Image_10_Formation of Si/SiO2 Luminescent Quantum Dots From Mesoporous Silicon by Sodium Tetraborate/Citric Acid Oxidation Treatment.TIFF

We propose a rapid, one-pot method to generate photoluminescent (PL) mesoporous silicon nanoparticles (PSiNPs). Typically, mesoporous silicon (meso-PSi) films, obtained by electrochemical etching of monocrystalline silicon substrates, do not display strong PL because the silicon nanocrystals (nc-Si) in the skeleton are generally too large to display quantum confinement effects. Here we describe an improved approach to form photoluminescent PSiNPs from meso-PSi by partial oxidation in aqueous sodium borate (borax) solutions. The borax solution acts to simultaneously oxidize the nc-Si surface and to partially dissolve the oxide product. This results in reduction of the size of the nc-Si core into the quantum confinement regime, and formation of an insulating silicon dioxide (SiO2) shell. The shell serves to passivate the surface of the silicon nanocrystals more effectively localizing excitons and increasing PL intensity. We show that the oxidation/dissolution process can be terminated by addition of excess citric acid, which changes the pH of the solution from alkaline to acidic. The process is monitored in situ by measurement of the steady-state PL spectrum from the PSiNPs.
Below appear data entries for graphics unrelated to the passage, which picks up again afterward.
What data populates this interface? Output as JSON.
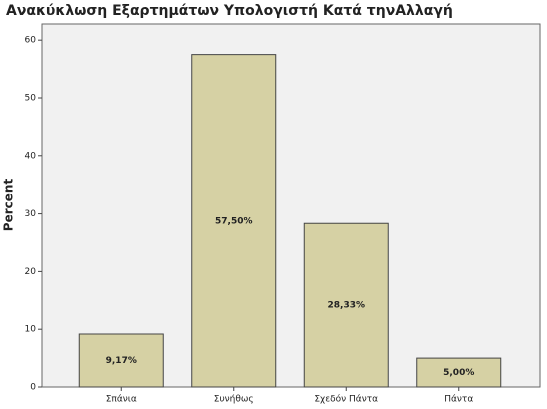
{
  "chart_data": {
    "type": "bar",
    "title": "Ανακύκλωση Εξαρτημάτων Υπολογιστή Κατά τηνΑλλαγή",
    "y_label": "Percent",
    "categories": [
      "Σπάνια",
      "Συνήθως",
      "Σχεδόν Πάντα",
      "Πάντα"
    ],
    "values": [
      9.17,
      57.5,
      28.33,
      5.0
    ],
    "value_labels": [
      "9,17%",
      "57,50%",
      "28,33%",
      "5,00%"
    ],
    "color": "#d6d1a4",
    "ylim": [
      0,
      62.8
    ],
    "yticks": [
      0,
      10,
      20,
      30,
      40,
      50,
      60
    ]
  }
}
The measured PL intensity increases by 1.5- to 2-fold upon addition of citric acid, which we attribute to passivation of non-radiative recombination centers in the oxide shell. The measured PL quantum yield of the final product is up to 20%, the PL activation procedure takes <20 min, and the resulting material remains stable in aqueous dispersion for at least 1 day. The proposed phenomenological model explaining the process takes into account both pH changes in the solution and the potential increase in solubility of silicic acid due to interaction with sodium cations.